The inhibition performance of Quince Extract (Q.E.) at concentrations of 0–1200 ppm on the low carbon steel corrosion in the corrosive media of sulfuric acid (H2SO4) was evaluated by using conventional electrochemical methods (potentiodynamic polarization and impedance spectroscopy). Based on the results, Q.E. displays a mixed-type behavior as an inhibitor. The inhibition efficiency of Q.E. increased with its concentration in the acid solution .The highest performance was observed at the maximum tested concentration (1200 ppm).
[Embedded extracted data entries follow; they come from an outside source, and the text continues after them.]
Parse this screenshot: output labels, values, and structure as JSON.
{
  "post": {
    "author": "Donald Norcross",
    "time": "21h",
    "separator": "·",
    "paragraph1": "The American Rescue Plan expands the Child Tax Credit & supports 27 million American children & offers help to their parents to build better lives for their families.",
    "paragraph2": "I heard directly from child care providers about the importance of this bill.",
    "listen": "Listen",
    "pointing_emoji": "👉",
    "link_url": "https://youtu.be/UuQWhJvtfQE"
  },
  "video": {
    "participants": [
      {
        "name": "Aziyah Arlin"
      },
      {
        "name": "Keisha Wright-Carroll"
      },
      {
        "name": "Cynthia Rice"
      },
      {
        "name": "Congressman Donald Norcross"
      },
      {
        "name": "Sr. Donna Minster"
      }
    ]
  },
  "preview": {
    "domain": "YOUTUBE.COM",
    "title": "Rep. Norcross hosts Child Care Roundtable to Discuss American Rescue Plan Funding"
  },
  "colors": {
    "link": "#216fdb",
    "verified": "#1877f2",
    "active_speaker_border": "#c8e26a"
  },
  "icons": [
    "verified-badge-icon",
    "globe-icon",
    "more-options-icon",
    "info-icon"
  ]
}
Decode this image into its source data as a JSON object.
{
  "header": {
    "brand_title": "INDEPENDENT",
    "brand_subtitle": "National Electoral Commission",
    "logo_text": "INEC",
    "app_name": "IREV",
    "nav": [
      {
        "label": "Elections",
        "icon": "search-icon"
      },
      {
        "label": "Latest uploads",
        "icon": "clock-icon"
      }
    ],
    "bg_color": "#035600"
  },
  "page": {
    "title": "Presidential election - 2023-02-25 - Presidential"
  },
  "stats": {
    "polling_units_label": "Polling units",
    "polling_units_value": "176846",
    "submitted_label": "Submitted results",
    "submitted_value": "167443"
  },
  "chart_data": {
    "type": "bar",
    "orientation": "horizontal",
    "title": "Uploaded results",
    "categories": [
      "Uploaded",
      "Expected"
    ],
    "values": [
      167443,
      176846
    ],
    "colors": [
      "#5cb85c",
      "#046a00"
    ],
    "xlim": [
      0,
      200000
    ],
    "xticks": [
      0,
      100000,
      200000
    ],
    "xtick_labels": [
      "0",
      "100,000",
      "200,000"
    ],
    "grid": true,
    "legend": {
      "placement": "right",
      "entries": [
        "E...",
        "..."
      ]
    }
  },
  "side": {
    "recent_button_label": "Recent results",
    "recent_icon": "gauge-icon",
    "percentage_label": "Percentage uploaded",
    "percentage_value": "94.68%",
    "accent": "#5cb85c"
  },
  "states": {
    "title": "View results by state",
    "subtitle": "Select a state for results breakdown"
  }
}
Using polarization and EIS results, the highest inhibition efficiency of Q.E. was estimated to be 94.5% and 90.7%, respectively. Structural units and functional groups of Q.E. were detected by Fourier transform infrared spectroscopy. This spectroscopy confirmed that the extract contains nitrogen atoms, oxygen atoms, and aromatic rings that are known to have corrosion inhibition effects. The morphology of the specimen's surface after exposure to H2SO4 with and without Q.E. was examined by SEM and AFM techniques. This examination showed substantially lower surface degradation in the low-carbon steel specimens exposed to the acid in the presence of Q.E. The Langmuir isotherm approach was utilized to explain the adsorption of Q.E. onto the low-carbon steel surface. The Gibbs free energy calculated based on this approach (-21.05 kJ-mol−1) confirmed that the Q.E. adsorption onto the steel surface is supposed to involve more physisorption. In addition to the results of molecular simulation and computational chemistry, such as molecular dynamics simulation (MD), density functional theory (DFT), and Monte Carlo for all Caffeoylquinic acid derivatives confirmed that amino acid of quince extracts in an acidic medium (1 M sulfuric acid) adsorbed on compact and energetic iron surfaces mainly surfaces with miller index (110), which are inclined to corrosion and electrochemical reactions, takes place spontaneously.